It’s almost that time of year when the county sends around tax assessments, which gets homeowners wondering what their house is worth today. This is when I start getting calls from clients and friends asking for my opinion—an opinion I am always happy to provide.
I was thinking about this when I came across an article on Realtor.com (How Much Is My House Worth? Tools to Help You Determine Your Sale Price).
The article outlines a few ways to assess your home value:
1. Comps for the area. What similar homes have sold for is a good indication of what your home is worth. Realtor.com’s Just Sold feature is a great place to start. All you have to do is enter your ZIP code, and click "Search." A list of recently sold homes in your area will pop up, along with their sale price. The thing to remember is this may or may not be an accurate reflection of your home’s value: home improvements, mortgage rates, the economy can all factor into your selling price. But comps will give you an idea.

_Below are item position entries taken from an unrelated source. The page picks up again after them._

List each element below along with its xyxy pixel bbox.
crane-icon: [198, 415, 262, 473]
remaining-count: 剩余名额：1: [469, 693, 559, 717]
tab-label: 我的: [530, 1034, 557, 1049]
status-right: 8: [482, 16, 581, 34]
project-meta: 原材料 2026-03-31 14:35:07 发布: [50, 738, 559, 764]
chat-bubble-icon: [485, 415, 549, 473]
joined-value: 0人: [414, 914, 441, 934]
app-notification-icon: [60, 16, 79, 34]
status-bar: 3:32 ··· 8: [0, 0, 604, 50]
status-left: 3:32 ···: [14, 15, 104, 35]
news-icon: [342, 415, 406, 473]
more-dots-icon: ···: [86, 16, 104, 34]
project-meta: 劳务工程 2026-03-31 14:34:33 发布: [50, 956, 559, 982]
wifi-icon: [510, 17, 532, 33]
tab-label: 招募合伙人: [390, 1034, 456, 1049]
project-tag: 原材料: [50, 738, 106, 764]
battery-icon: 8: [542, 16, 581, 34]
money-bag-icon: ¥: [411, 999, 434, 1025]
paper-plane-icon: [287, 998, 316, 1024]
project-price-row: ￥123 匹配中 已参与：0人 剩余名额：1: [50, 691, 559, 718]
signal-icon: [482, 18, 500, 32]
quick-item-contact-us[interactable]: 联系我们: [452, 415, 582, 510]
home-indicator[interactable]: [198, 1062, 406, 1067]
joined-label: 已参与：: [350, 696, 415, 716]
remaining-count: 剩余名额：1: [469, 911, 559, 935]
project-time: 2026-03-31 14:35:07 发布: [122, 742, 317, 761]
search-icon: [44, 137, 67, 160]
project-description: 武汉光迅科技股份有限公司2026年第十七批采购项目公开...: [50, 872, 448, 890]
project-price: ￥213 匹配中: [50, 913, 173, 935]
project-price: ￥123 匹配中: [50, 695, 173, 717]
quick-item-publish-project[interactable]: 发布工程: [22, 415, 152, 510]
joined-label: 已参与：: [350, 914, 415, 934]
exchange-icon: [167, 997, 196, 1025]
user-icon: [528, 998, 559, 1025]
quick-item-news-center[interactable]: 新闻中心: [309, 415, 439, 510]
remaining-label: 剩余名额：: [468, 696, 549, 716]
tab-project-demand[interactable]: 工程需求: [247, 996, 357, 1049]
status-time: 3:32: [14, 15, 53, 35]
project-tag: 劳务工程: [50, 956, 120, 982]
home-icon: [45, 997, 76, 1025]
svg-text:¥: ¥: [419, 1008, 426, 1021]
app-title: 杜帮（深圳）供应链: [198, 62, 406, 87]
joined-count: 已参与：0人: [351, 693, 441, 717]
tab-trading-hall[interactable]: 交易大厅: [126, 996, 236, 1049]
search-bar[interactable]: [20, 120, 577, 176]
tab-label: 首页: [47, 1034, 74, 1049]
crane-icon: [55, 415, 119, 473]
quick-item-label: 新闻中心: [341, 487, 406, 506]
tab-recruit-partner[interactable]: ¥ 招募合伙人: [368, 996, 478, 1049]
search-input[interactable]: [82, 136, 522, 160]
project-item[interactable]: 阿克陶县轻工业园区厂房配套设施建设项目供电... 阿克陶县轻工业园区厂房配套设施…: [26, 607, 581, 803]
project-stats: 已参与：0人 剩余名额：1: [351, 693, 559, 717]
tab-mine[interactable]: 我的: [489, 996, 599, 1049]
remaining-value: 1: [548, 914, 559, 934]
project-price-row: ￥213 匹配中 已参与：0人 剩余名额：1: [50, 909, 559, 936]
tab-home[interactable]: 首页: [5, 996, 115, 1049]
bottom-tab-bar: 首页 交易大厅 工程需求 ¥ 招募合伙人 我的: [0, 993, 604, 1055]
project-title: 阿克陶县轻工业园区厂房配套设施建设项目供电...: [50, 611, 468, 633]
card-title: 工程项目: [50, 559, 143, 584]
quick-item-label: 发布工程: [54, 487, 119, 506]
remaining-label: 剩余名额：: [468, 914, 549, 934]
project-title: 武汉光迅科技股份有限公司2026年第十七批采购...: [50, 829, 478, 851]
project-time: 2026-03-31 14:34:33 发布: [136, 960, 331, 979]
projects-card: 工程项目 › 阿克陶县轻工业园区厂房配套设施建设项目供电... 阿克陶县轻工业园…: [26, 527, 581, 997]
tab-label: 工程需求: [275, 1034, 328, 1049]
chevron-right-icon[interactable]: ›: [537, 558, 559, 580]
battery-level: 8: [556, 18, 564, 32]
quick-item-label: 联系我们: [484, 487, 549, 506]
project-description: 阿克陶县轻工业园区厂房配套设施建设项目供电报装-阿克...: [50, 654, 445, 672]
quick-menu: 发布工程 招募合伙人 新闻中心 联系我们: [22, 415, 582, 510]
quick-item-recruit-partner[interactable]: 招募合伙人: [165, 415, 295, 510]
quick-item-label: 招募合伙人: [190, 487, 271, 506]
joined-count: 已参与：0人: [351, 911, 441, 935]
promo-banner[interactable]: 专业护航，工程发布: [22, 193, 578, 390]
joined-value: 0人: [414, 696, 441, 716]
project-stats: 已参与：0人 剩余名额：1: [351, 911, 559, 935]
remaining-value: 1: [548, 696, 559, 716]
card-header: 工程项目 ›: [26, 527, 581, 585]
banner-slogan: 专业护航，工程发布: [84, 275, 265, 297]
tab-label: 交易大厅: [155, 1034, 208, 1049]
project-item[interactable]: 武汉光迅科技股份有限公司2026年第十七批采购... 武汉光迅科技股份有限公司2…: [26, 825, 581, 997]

2. Home improvements. Things like an updated kitchen and bathrooms impact price. For example, if you are likely to get 66% return on investment from a bathroom remodel (spend $10,000 and add $6,600 to your list price). But will that be the tipping point to make a buyer choose your home over another? Who knows. And will you get the same return from a new deck or replacing the windows? Not necessarily. Those things will definitely improve marketability, but may not translate into dollars. Does that mean you shouldn’t bother? No. Make improvements that will make you happy while you live in the home. Just know you may not recoup the cost when you sell.
If you want to list your home, the best thing to do is call your realtor and set up a meeting to discuss your strategy—anything you need to do to improve marketability, timing, and listing price.